Il existe plusieurs facteurs qui influencent la sensibilité de la TEP-TDM dans la détection du cancer du sein. Tout d’abord, l’intensité de fixation des lésions et la mesure des standard uptake values (SUV) diminuent grandement lorsque la taille des lésions est en dessous de la résolution spatiale de l’appareillage TEP (effet de volume partiel), c’est-à-dire principalement pour les lésions de moins de 5-10 mm. Certains paramètres histopathologiques ont également une influence sur l’intensité de fixation au FDG : les carcinomes canalaires infiltrants, les tumeurs de grade 3, la négativité des récepteurs hormonaux ou les tumeurs triple-négatives présentent classiquement une fixation au FDG plus intense, alors que les carcinomes lobulaires infiltrants, les tumeurs de grade 1-2, ou avec récepteurs hormonaux positifs, présentent une fixation plus faible. Le statut HER2, le statut ganglionnaire ou la présence d’emboles lymphatiques n’influencent pas la captation en FDG [3]. Concernant l’atteinte secondaire osseuse, les lésions ostéoblastiques présentent classiquement un métabolisme plus faible que les lésions mixtes ou purement lytiques. L’analyse concomitante de l’imagerie TDM couplée à la TEP est donc indispensable pour l’évaluation de l’atteinte secondaire osseuse (figure 3).
Bilan d’extension initial
La TEP-TDM au FDG présente de bonnes performances dans le bilan d’extension initial des cancers du sein à haut risque métastatique. Elle est recommandée pour les tumeurs cT3-T4 ou cN+. Son intérêt repose principalement dans sa capacité à détecter une atteinte ganglionnaire extra-axillaire ou métastatique, ou à aider à la caractérisation lésionnelle en cas de lésion douteuse en imagerie conventionnelle. Une étude française de Groheux et al., menée sur 254 patientes atteintes d’un cancer du sein de stade II/III, a montré que la TEP-TDM avait permis d’identifier 40 patientes qui n’étaient pas classées N3 lors du bilan initial, entraînant une reclassification en stade IIIc de 17 %. De plus, parmi les 189 patientes atteintes d’un cancer du sein classé stade IIB/III par l’imagerie conventionnelle, la TEP-TDM a permis de détecter une atteinte métastatique distante dans 24,9 % des cas.
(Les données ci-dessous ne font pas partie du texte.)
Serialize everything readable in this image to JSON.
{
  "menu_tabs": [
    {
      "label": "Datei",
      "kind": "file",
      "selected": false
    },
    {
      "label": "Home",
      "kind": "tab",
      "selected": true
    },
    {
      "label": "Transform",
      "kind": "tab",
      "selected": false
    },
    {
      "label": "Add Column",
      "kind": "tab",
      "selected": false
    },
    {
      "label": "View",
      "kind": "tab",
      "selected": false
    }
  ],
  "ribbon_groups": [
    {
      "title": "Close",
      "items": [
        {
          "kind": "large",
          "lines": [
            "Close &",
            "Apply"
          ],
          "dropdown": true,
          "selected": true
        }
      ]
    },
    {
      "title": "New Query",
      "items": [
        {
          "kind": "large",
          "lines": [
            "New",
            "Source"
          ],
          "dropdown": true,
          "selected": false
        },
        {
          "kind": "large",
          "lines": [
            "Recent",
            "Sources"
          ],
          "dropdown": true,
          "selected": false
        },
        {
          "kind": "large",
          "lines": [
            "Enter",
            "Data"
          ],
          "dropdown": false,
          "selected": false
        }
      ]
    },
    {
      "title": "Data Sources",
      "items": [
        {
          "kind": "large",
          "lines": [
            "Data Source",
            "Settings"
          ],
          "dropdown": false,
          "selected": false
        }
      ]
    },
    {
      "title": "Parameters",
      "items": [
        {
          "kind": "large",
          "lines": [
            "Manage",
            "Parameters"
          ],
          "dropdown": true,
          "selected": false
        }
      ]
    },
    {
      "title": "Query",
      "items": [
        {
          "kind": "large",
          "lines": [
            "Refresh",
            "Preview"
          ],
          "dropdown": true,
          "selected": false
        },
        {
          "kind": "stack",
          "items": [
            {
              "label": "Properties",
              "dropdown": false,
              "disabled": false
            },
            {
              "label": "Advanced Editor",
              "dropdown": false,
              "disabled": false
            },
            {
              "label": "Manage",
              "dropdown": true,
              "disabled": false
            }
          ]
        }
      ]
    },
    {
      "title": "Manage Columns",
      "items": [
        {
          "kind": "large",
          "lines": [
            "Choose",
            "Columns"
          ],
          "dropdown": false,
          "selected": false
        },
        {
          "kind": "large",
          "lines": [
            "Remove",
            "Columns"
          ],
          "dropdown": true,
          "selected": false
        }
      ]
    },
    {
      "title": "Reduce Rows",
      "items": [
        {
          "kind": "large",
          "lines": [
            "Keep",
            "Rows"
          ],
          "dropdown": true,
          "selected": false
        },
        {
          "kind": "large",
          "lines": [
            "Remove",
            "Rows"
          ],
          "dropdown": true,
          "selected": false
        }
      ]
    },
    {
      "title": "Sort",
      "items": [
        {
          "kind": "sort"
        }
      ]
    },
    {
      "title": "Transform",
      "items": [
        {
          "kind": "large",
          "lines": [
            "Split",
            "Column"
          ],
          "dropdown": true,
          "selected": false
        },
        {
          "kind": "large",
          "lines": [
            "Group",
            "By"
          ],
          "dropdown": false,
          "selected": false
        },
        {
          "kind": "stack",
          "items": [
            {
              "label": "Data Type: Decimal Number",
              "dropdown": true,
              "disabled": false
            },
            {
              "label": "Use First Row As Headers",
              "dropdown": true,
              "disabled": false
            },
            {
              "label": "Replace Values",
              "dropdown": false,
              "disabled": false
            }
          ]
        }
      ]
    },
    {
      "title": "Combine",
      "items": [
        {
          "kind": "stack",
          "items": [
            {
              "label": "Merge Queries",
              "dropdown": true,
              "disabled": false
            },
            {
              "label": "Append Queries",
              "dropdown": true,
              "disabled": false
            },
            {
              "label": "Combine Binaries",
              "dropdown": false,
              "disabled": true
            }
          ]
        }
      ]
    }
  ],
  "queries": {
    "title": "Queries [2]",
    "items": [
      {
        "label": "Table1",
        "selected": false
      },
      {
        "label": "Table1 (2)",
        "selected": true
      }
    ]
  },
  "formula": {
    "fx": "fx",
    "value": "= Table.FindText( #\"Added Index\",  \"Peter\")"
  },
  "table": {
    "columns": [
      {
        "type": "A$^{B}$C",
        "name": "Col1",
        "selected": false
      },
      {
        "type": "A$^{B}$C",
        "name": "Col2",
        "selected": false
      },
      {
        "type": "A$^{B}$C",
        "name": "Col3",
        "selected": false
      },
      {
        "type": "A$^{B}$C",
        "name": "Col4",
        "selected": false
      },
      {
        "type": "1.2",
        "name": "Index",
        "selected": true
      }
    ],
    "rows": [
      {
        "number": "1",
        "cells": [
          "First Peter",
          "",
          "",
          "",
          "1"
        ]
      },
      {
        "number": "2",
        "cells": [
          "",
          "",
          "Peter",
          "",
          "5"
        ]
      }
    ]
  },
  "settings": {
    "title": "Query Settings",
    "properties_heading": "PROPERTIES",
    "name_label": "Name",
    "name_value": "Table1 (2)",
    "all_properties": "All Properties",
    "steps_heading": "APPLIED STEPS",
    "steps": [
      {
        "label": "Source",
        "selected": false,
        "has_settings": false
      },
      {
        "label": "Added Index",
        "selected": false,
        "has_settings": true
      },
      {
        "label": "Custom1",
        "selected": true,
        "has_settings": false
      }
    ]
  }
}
Les sites métastatiques les plus fréquemment retrouvés étaient l’atteinte osseuse (14 % des cas, avec une performance supérieure à celle de la scintigraphie osseuse), suivis des atteintes ganglionnaires distantes (8 %), hépatiques (5 %), pulmonaires (4 %) et pleurales (1 %) [4].
Le cancer inflammatoire représente un sous-type plus agressif de cancer du sein. En effet, une atteinte ganglionnaire axillaire est retrouvée dans 78 % des cas et la maladie est métastatique dans 40 % des cas [5]. La TEP-TDM joue un rôle important dans la planification thérapeutique initiale des cancers inflammatoires. Elle est plus sensible que le scanner dans la détection de la maladie métastatique (+15 %) et permet d’adapter la planification de la radiothérapie dans 18 % des cas [6].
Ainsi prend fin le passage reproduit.